This Montrealer forged medieval axes used to rebuild Notre-Dame cathedral
CBC
The axe head, heated by the flames of Mathieu Collette's forge, glows white hot among the coals.
Collette, a blacksmith who uses traditional methods to fashion tools from iron and steel, pulls it from the fire and, with a series of hammer blows, moulds it into shape.
Meanwhile, in France, possibly at this very moment, carpenters are using axes he fashioned to carve logs of red oak into roof trusses for Notre-Dame-de-Paris, the world's most famous cathedral.
The axes had to be as close as possible to the originals used by the carpenters who first built the cathedral in the 12th and 13th centuries — so that the new wood beams would bear the same markings as the old.

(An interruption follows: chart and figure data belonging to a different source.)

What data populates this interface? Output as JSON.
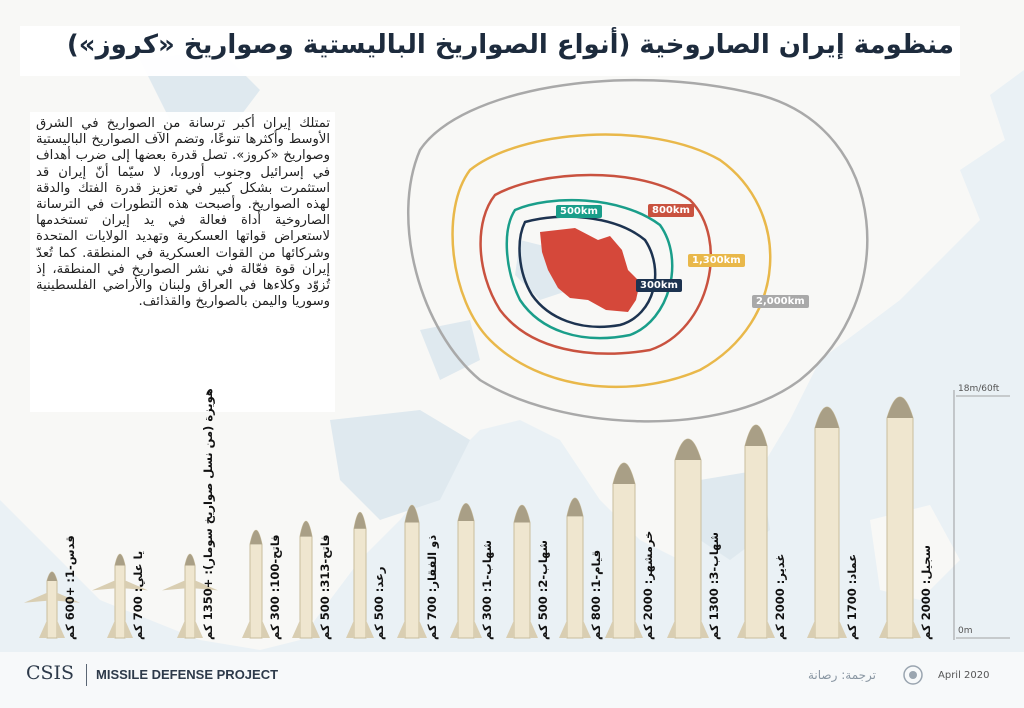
{
  "title": "منظومة إيران الصاروخية (أنواع الصواريخ الباليستية وصواريخ «كروز»)",
  "intro_text": "تمتلك إيران أكبر ترسانة من الصواريخ في الشرق الأوسط وأكثرها تنوعًا، وتضم الآف الصواريخ الباليستية وصواريخ «كروز». تصل قدرة بعضها إلى ضرب أهداف في إسرائيل وجنوب أوروبا، لا سيّما أنّ إيران قد استثمرت بشكل كبير في تعزيز قدرة الفتك والدقة لهذه الصواريخ. وأصبحت هذه التطورات في الترسانة الصاروخية أداة فعالة في يد إيران تستخدمها لاستعراض قواتها العسكرية وتهديد الولايات المتحدة وشركائها من القوات العسكرية في المنطقة. كما تُعدّ إيران قوة فعّالة في نشر الصواريخ في المنطقة، إذ تُزوّد وكلاءها في العراق ولبنان والأراضي الفلسطينية وسوريا واليمن بالصواريخ والقذائف.",
  "ranges": [
    {
      "label": "300km",
      "color": "#1d3350"
    },
    {
      "label": "500km",
      "color": "#1a9e8a"
    },
    {
      "label": "800km",
      "color": "#c9523f"
    },
    {
      "label": "1,300km",
      "color": "#e9b84a"
    },
    {
      "label": "2,000km",
      "color": "#a9a9a9"
    }
  ],
  "scale": {
    "top": "18m/60ft",
    "bottom": "0m"
  },
  "missiles": [
    {
      "label": "قدس-1: +600 كم",
      "type": "cruise"
    },
    {
      "label": "يا علي: 700 كم",
      "type": "cruise"
    },
    {
      "label": "هويزة (من نسل صواريخ سومار): +1350 كم",
      "type": "cruise"
    },
    {
      "label": "فاتح-100: 300 كم",
      "type": "ballistic"
    },
    {
      "label": "فاتح-313: 500 كم",
      "type": "ballistic"
    },
    {
      "label": "رعد: 500 كم",
      "type": "ballistic"
    },
    {
      "label": "ذو الفقار: 700 كم",
      "type": "ballistic"
    },
    {
      "label": "شهاب-1: 300 كم",
      "type": "ballistic"
    },
    {
      "label": "شهاب-2: 500 كم",
      "type": "ballistic"
    },
    {
      "label": "قيام-1: 800 كم",
      "type": "ballistic"
    },
    {
      "label": "خرمشهر: 2000 كم",
      "type": "ballistic"
    },
    {
      "label": "شهاب-3: 1300 كم",
      "type": "ballistic"
    },
    {
      "label": "غدير: 2000 كم",
      "type": "ballistic"
    },
    {
      "label": "عماد: 1700 كم",
      "type": "ballistic"
    },
    {
      "label": "سجيل: 2000 كم",
      "type": "ballistic"
    }
  ],
  "footer": {
    "org": "CSIS",
    "project": "MISSILE DEFENSE PROJECT",
    "credit": "ترجمة: رصانة",
    "date": "April 2020"
  }
}
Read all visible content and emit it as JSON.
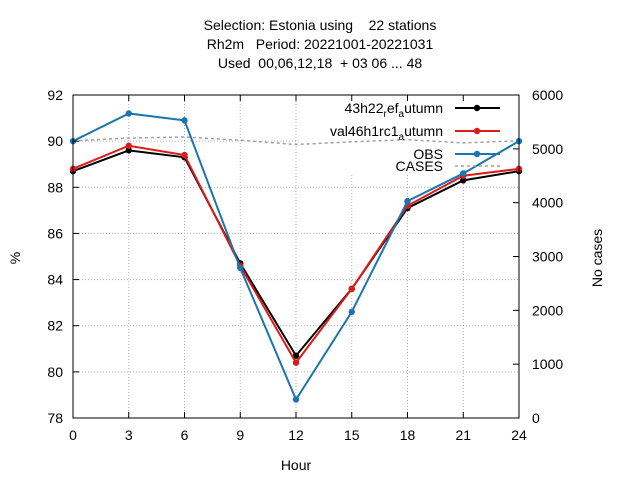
{
  "title": {
    "line1": "Selection: Estonia using    22 stations",
    "line2": "Rh2m   Period: 20221001-20221031",
    "line3": "Used  00,06,12,18  + 03 06 ... 48"
  },
  "chart_data": {
    "type": "line",
    "xlabel": "Hour",
    "ylabel": "%",
    "y2label": "No cases",
    "x": [
      0,
      3,
      6,
      9,
      12,
      15,
      18,
      21,
      24
    ],
    "xticks": [
      "0",
      "3",
      "6",
      "9",
      "12",
      "15",
      "18",
      "21",
      "24"
    ],
    "xlim": [
      0,
      24
    ],
    "ylim": [
      78,
      92
    ],
    "yticks": [
      "78",
      "80",
      "82",
      "84",
      "86",
      "88",
      "90",
      "92"
    ],
    "y2lim": [
      0,
      6000
    ],
    "y2ticks": [
      "0",
      "1000",
      "2000",
      "3000",
      "4000",
      "5000",
      "6000"
    ],
    "grid": true,
    "legend_position": "top-right",
    "series": [
      {
        "name": "43h22_ref_autumn",
        "legend_main": "43h22",
        "legend_sub1": "r",
        "legend_mid": "ef",
        "legend_sub2": "a",
        "legend_tail": "utumn",
        "color": "#000000",
        "values": [
          88.7,
          89.6,
          89.3,
          84.7,
          80.7,
          83.6,
          87.1,
          88.3,
          88.7
        ]
      },
      {
        "name": "val46h1rc1_autumn",
        "legend_main": "val46h1rc1",
        "legend_sub1": "",
        "legend_mid": "",
        "legend_sub2": "a",
        "legend_tail": "utumn",
        "color": "#dd1c1a",
        "values": [
          88.8,
          89.8,
          89.4,
          84.6,
          80.4,
          83.6,
          87.2,
          88.5,
          88.8
        ]
      },
      {
        "name": "OBS",
        "legend_main": "OBS",
        "legend_sub1": "",
        "legend_mid": "",
        "legend_sub2": "",
        "legend_tail": "",
        "color": "#1a75b0",
        "values": [
          90.0,
          91.2,
          90.9,
          84.5,
          78.8,
          82.6,
          87.4,
          88.6,
          90.0
        ]
      }
    ],
    "cases": {
      "name": "CASES",
      "color": "#a0a0a0",
      "axis": "y2",
      "values": [
        5150,
        5200,
        5220,
        5160,
        5080,
        5130,
        5170,
        5110,
        5150
      ]
    }
  }
}
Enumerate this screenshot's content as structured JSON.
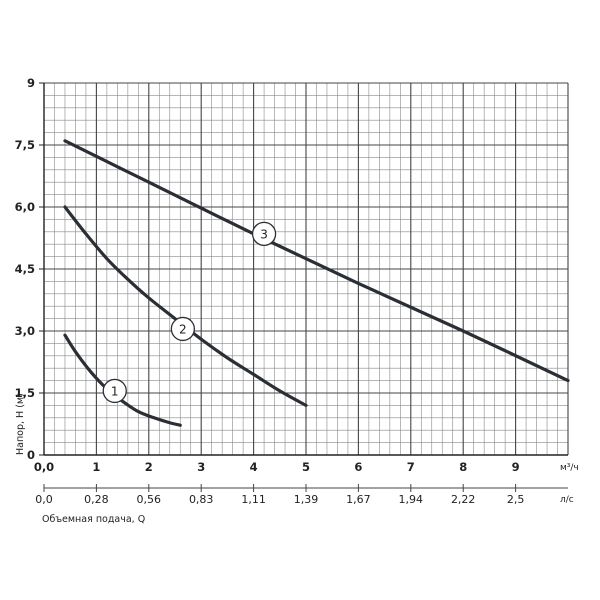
{
  "chart_data": {
    "type": "line",
    "xlabel": "Объемная подача, Q",
    "ylabel": "Напор, H (м)",
    "x_unit": "м³/ч",
    "x2_unit": "л/с",
    "xlim": [
      0,
      10
    ],
    "ylim": [
      0,
      9
    ],
    "x_ticks": [
      "0,0",
      "1",
      "2",
      "3",
      "4",
      "5",
      "6",
      "7",
      "8",
      "9"
    ],
    "x2_ticks": [
      "0,0",
      "0,28",
      "0,56",
      "0,83",
      "1,11",
      "1,39",
      "1,67",
      "1,94",
      "2,22",
      "2,5"
    ],
    "y_ticks": [
      "0",
      "1,5",
      "3,0",
      "4,5",
      "6,0",
      "7,5",
      "9"
    ],
    "grid": true,
    "series": [
      {
        "name": "1",
        "x": [
          0.4,
          0.6,
          0.9,
          1.2,
          1.5,
          1.8,
          2.1,
          2.4,
          2.6
        ],
        "y": [
          2.9,
          2.5,
          2.0,
          1.6,
          1.3,
          1.05,
          0.9,
          0.78,
          0.72
        ]
      },
      {
        "name": "2",
        "x": [
          0.4,
          0.8,
          1.2,
          1.6,
          2.0,
          2.5,
          3.0,
          3.5,
          4.0,
          4.5,
          5.0
        ],
        "y": [
          6.0,
          5.35,
          4.75,
          4.25,
          3.8,
          3.3,
          2.8,
          2.35,
          1.95,
          1.55,
          1.2
        ]
      },
      {
        "name": "3",
        "x": [
          0.4,
          2.0,
          4.0,
          6.0,
          8.0,
          10.0
        ],
        "y": [
          7.6,
          6.6,
          5.35,
          4.15,
          3.0,
          1.8
        ]
      }
    ],
    "markers": [
      {
        "label": "1",
        "x": 1.35,
        "y": 1.55
      },
      {
        "label": "2",
        "x": 2.65,
        "y": 3.05
      },
      {
        "label": "3",
        "x": 4.2,
        "y": 5.35
      }
    ]
  }
}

Collette and the other toolsmiths who went to France to help with the project were uniquely positioned to make them.
"We're the only ones left," Collette said in an interview this week at his Montreal forge, located in an old pump house in the Peel Basin.
"We made the axes the same way, using techniques, materials and tools of the time."
After a 2019 fire destroyed part of its roof, walls and spire, officials in France decided to reproduce the church exactly as it had been built some 800 years ago.
It's an undertaking that requires meticulous attention to detail.
To know what types of axes to make, Soumia Luquet, the director of the Maison Luquet, a traditional workshop near Munster, France, and her team analyzed the markings that remained on wood oak beams salvaged from Notre-Dame. They also looked at old engravings that showed workmen of the time hoisting axes and using tools.
It was a forensic investigation, of sorts, as they tried to create axes which, in the hands of modern craftspeople, would leave the same marks on the wood as those of the 13th century.
They decided on five models of axes — some built for chopping, others for finer, finishing work. But to make enough for the team of craftspeople, they needed to make multiple replicas of each axe, 60 in total.
Given that it takes nine to 14 hours to make one axe, Luquet knew they needed additional manpower.
Enter Cossette, who, in the world of toolsmithing, is seen as a master.